Linked servers let users query different database servers from a central SQL Server. Some uses for this might be:
- DBA utility scripts – from a central repository server, we could query all of the servers in our environment to check for things like backup dates or configuration settings
- Consolidated reporting – we could gather results from multiple databases on different servers and join them together into a single query
- Moving data from platform to platform – if we had an Oracle, AS400, etc platform and we needed that data in SQL Server, we could fetch it periodically through a linked server query
All of these work great in theory. The danger comes in when we start scaling up with more data or more linked servers.
As we deal with more and more data, linked servers are less efficient. Say we’re joining a ten million row sales table on Server A with a ten thousand row customer table on Server B. That query might run fine if we run it from Server A, with Server B set up as a linked server. Since Server B only has to pull 10,000 rows and push them all through the network to Server A, we may not see big performance problems. However, if we try to run that query on Server B, with Server A set up as a linked server, we can have truly horrendous performance depending on how we write the query.
As we scale out to more servers, the temptation arises to build the linked server connection on the fly, like this:
- If a linked server connection does not exist to Server B, build it
- Run our query
- If we added the linked server connection in step 1, then delete it
We’ve now introduced a problem: if our query throws a ginormous error and bails out, we never delete our linked server connection.
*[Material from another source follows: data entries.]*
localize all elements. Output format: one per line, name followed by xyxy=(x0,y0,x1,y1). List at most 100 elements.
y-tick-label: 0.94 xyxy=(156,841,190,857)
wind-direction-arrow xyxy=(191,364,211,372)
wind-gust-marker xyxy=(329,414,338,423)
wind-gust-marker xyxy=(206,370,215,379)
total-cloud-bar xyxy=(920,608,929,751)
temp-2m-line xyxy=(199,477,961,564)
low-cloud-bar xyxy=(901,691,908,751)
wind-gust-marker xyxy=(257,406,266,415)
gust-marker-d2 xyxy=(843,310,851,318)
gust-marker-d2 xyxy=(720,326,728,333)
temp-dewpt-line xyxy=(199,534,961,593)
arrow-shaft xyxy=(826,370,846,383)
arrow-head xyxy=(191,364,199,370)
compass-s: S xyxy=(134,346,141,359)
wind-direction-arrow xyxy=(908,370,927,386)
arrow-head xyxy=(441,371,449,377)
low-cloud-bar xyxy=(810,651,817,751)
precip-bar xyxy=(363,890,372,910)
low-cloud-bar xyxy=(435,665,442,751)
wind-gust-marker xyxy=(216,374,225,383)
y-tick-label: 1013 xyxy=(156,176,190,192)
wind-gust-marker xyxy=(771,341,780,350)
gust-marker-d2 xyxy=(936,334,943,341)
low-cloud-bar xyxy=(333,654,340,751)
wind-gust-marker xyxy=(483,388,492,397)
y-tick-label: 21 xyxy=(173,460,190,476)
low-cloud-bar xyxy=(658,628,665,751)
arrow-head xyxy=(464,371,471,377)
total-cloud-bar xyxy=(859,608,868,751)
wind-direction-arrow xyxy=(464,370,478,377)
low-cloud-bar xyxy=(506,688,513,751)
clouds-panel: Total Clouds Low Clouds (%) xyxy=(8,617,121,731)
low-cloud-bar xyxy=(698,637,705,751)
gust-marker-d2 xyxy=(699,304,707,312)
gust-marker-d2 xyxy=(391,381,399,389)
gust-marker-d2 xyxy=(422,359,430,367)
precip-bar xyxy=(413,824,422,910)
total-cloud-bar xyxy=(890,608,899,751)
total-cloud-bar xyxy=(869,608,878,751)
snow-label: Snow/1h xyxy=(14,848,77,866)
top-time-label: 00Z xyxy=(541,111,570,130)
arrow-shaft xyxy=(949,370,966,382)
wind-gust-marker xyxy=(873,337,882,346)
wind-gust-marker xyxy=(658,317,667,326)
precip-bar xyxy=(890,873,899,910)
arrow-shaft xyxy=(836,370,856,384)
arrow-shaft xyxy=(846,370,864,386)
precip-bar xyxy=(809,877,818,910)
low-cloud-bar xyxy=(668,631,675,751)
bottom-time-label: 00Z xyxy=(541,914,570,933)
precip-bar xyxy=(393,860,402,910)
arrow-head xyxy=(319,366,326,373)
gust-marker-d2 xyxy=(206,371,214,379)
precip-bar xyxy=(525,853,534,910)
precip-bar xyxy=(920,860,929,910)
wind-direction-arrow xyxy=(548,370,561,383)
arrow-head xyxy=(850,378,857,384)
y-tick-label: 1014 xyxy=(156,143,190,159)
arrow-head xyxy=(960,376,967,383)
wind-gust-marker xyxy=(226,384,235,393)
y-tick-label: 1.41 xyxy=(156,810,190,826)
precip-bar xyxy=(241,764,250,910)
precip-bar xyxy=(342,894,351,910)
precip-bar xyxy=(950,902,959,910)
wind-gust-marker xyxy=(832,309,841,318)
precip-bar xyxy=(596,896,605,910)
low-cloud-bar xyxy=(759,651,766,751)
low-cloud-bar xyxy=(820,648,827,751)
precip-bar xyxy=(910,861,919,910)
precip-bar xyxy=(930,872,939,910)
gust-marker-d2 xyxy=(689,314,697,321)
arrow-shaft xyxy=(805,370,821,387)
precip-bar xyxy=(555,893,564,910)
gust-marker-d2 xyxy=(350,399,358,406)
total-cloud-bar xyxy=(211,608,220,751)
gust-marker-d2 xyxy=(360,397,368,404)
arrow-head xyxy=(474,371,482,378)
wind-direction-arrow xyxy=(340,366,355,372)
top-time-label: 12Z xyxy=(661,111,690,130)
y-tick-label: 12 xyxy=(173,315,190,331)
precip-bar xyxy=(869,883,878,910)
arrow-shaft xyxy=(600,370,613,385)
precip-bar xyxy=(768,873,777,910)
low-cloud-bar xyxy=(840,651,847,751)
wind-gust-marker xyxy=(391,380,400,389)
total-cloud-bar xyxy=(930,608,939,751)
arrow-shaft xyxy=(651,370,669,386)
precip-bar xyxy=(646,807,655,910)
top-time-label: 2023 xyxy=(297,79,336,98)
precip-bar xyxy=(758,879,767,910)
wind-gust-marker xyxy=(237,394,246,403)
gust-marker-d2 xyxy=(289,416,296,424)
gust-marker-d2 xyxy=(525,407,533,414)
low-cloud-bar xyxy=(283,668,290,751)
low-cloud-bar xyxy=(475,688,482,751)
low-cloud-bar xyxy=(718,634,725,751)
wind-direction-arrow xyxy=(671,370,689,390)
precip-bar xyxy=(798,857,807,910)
We have to be very careful about error checking in step 2, especially around deadlocks. If a deadlock arises and SQL Server kills our connection, we’re really in trouble – the linked server connection will stick around.
Worse, if the query takes any time whatsoever to run, we suddenly introduce at least two scenarios where this process will fail:
- If a second automated query fires up while the query is running, it too will check to see if the linked server exists. When it doesn’t, it will start running a linked server query. When our original query finishes, it will try to tear down the linked server connection while it’s still in use by our new query.
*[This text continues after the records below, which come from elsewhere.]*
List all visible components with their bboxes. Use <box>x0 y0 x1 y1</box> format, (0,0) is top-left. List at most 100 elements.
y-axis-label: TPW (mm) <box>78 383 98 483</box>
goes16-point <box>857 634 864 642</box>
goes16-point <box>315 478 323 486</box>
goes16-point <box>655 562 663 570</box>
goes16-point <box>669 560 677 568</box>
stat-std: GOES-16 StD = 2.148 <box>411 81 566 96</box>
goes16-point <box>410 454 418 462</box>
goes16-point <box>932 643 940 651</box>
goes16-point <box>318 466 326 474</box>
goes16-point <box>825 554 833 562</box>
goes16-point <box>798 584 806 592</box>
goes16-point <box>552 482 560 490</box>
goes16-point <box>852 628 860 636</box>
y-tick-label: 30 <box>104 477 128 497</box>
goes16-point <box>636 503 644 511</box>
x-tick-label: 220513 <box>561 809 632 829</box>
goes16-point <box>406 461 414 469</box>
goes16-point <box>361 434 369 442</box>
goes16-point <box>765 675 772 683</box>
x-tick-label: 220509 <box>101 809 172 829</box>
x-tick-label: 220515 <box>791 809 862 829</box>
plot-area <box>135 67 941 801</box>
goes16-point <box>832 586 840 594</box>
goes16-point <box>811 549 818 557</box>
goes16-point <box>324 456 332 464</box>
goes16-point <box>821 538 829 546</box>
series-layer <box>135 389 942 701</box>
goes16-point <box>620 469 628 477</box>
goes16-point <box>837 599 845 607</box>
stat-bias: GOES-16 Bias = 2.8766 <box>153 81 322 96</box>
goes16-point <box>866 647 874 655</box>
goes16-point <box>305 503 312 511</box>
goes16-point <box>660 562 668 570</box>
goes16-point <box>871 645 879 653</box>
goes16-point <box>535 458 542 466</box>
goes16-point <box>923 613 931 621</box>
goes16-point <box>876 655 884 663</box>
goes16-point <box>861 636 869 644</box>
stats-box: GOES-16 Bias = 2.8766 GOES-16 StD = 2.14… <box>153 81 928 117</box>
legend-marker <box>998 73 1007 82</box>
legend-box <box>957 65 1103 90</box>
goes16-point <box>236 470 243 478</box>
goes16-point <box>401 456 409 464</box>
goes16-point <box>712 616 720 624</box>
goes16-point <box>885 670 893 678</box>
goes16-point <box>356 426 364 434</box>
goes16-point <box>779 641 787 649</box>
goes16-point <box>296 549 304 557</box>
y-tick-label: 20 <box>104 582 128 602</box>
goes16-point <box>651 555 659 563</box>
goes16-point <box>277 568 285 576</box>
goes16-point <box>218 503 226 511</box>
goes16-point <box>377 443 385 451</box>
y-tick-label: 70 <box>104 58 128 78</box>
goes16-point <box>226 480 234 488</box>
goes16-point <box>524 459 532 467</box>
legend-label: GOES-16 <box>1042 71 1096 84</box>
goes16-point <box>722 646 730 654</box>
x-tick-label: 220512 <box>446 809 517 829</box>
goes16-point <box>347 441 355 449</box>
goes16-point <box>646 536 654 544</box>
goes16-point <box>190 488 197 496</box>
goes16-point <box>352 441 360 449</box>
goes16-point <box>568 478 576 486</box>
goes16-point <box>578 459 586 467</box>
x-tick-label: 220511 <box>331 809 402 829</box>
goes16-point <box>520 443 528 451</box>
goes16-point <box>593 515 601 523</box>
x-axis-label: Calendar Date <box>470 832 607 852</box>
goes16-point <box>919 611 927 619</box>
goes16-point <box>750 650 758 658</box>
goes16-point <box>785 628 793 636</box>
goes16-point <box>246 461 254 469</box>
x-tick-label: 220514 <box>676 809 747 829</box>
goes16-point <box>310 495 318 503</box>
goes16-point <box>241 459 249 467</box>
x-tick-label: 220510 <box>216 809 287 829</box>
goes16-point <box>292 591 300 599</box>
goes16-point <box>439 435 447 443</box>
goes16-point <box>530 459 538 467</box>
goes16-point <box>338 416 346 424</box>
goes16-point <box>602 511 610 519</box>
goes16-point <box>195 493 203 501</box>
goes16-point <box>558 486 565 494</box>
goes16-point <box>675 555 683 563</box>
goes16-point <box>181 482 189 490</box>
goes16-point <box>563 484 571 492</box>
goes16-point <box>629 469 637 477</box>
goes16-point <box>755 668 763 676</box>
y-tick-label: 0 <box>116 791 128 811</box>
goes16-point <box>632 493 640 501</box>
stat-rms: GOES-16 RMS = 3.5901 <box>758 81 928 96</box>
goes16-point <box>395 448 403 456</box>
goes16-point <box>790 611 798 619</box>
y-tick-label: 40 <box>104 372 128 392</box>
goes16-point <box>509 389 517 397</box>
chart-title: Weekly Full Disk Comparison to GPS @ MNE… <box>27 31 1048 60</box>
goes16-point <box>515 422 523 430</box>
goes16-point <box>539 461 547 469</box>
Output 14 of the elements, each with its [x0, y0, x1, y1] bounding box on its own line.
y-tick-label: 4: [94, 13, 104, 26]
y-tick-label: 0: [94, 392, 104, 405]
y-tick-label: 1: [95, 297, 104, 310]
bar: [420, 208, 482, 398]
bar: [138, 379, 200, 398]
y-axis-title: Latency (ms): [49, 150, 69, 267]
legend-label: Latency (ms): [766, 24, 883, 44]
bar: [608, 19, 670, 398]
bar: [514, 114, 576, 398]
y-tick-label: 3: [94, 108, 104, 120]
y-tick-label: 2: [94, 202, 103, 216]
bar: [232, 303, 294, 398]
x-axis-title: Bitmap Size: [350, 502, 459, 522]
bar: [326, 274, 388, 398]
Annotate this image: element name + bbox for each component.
- If a human being (damn those meatbags!) sees a linked server connection that shouldn’t exist, they might try to delete it while our query is running.
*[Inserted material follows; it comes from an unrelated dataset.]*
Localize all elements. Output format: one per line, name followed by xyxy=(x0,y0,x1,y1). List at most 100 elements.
Another potential problem is that server names change, and databases are moved. When your query is initially designed, your databases might be on several different machines and require the linked server connection. Later, when servers are consolidated, these databases may all be on the same server. If the code isn’t solid enough, you might build linked server connections to servers that no longer exist – or worse, the local server itself.
Bottom line: before building your own linked server connections programatically, whiteboard out every step in the process, and assume that it will fail sooner or later. Plan for that failure.